The Cairn is a substantial late 19th-century villa with later additions, located on Main Street, Longforgan. The main house was built in 1891 by John Murray Robertson, with a sympathetic single-storey extension to the east added around 1918. It is an L-plan building, forming a T-plan with the addition.

The house is constructed primarily of red brick in a stretching bond, with ashlar cills and a piended slate roof. Decorative brick stacks are detailed with gauged and corniced brickwork. A base and first-floor band course consisting of string and dentil courses, also formed from angled brickwork, runs around the main house. Segmental-headed sash and case windows are a prominent feature, with plate glass in the lower sashes and multi-pane glazing above. Cast-iron rainwater goods and mannered cast-iron finials adorn the roof.

The west elevation features a pentice-roofed entrance porch to the re-entrant angle, with recessed doors beneath an open porch supported by turned columns. The west return has two paired windows, above which is a stair window and another window to the main elevation. An advanced gable on the right displays paired and single windows on the ground floor; a first-floor door has been converted into a modern canted balcony, and a window is positioned on the right. A recessed service wing to the left incorporates two windows (one originally a door) on the ground floor and one on the first floor.

The south elevation presents the original three-bay, symmetrical house to the left. A central glazed entrance door is flanked by windows, with four-light canted windows to both the left and right, the roof extending over the centre bay to form a verandah. A canted window is positioned on the first floor centre, and bipartite windows are located to the left and right. A ridge stack and a stack to the off-centre right rise through the roof pitch. A slightly recessed single-storey wing is situated to the right, mirroring the original house’s design with a door flanked by windows, and a four-light canted bay on the right. A ridge stack is also present, and the right return gable is blank.

The north elevation has an advanced single-storey and attic service wing, originally a garage, with three windows to the left return. Two dormers are visible at the wallhead, alongside a stack. The original house has one ground-floor window and two first-floor windows at the east gable, with a recessed single-storey addition to the left incorporating a door and window.

The interior retains some original chimneypieces, plain moulded cornices, and simple pierced timber balusters.

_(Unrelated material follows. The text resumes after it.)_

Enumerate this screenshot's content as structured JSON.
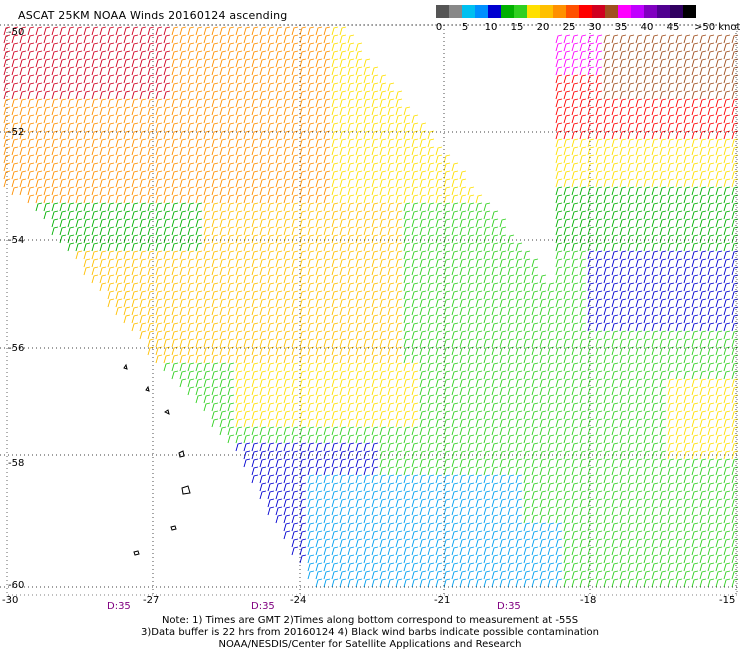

A single-storey and attic coach house and stable are located elsewhere on the property, constructed of red brick with a piended slate roof and decorative cast-iron finials. Boarded segmental-headed doors with astragalled fanlights and sash windows (with plate glass in the lower sashes and six-pane glazing above) are characteristic features. The west elevation has a central door, a wider stable door to the left, a window to the far left, a carriage entrance with a sliding two-leaf door, and a hayloft door with a semi-piended roof. Additional doors and windows are situated on the left and right return gables.

The Cairn Lodge is a single-storey, rectangular-plan lodge with a wedge-shaped addition to the west. It shares a stylistic compatibility with the main house, albeit in a simpler form. Constructed of red brick with a piended slate roof and an oversailing ridge stack, it features a door flanked by windows to the main elevation, a window to the left return, and various windows at the addition.

The property is approached by two ashlar gatepiers with curvilinear caps, which flank flat-coped rubble-built quadrants, a flat-coped rubble wall, and a brick wall to the east.